Половцы очнулись в мгновенье: привычка войны есть привычка войны. Стрелами не пользовались, а понеслись врукопашную. Часть отряда набега отсекла группку из баб и погнала в гущу травы, часть развернулась навстречу страже отряда. И жуткая сеча, страшней еще тем, что бились в молчанку, развернулась в поле том чистом. Женщины отворачивались, закрывая глаза от ужаса боя.
Уцелевшие унаки в серости раннего утра через туман, искажавший картину сраженья, жадно смотрели на бой: люди казались вчетверо выше, глаз вырывал из тумана то ли гриву коня, то ли клочья тумана; черно-фиолетовые бешеные глаза лошадей, оскал конских морд, кусавших коней супротивника, острый блеск сабелель. И все это молча. Слышен было только густой храп да топот коней, бесподкованными копытами топтавших упавших в смертельном бою.
Кто свой, кто чужой, поди разбери славянскому взору? Печенеги, те вроде в штанах на меху, несмотря на жару. Черные волосы косматились из-под шапок, тонкие сабли серебрились над клоком тумана. Лица сплошь в масках-забралах, и от того страшнее и мощнее казалась их сила.
Половцев меньше. Забрала в котомках, притороченных к седлам.
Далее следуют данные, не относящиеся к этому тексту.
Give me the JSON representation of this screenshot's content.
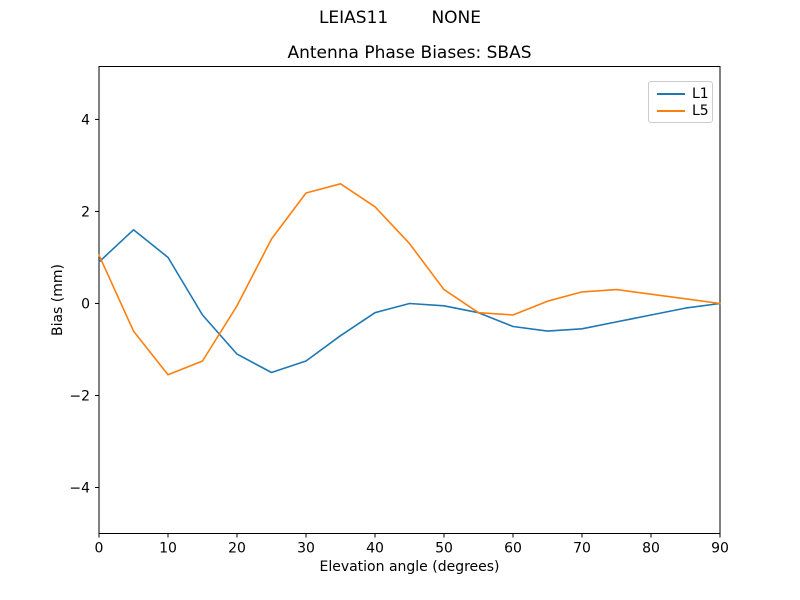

В молнии набега печенегов никто не достал ни шлема, ни маски.
И то, никто ждати не ждал печенега!
Разведка, а дядя доверил Атраку разведку, разведка обрыскала степь ближе к вечеру, изловив ту косулю: ни тебе стану врагов, ни обычного клина отряда, ни круглого стана телегами внутрь, ни «живого питанья» – скота, которое гнали впереди или сзаду отряда. Даже запаха конкурентов не было чути!
Как разбили их несколько весен назад в степи вместе с греками, так печенеги не смели появляться даже в обычной ранее Таврике (Крыму). Боялись, ой, как боялись они половецкого плена! Смерть не страшила, смерть вожделенна воину смерти, страшил плен половецкий, злой, без пощады. Тому и рыскали по степи подалее от половецких отрядов.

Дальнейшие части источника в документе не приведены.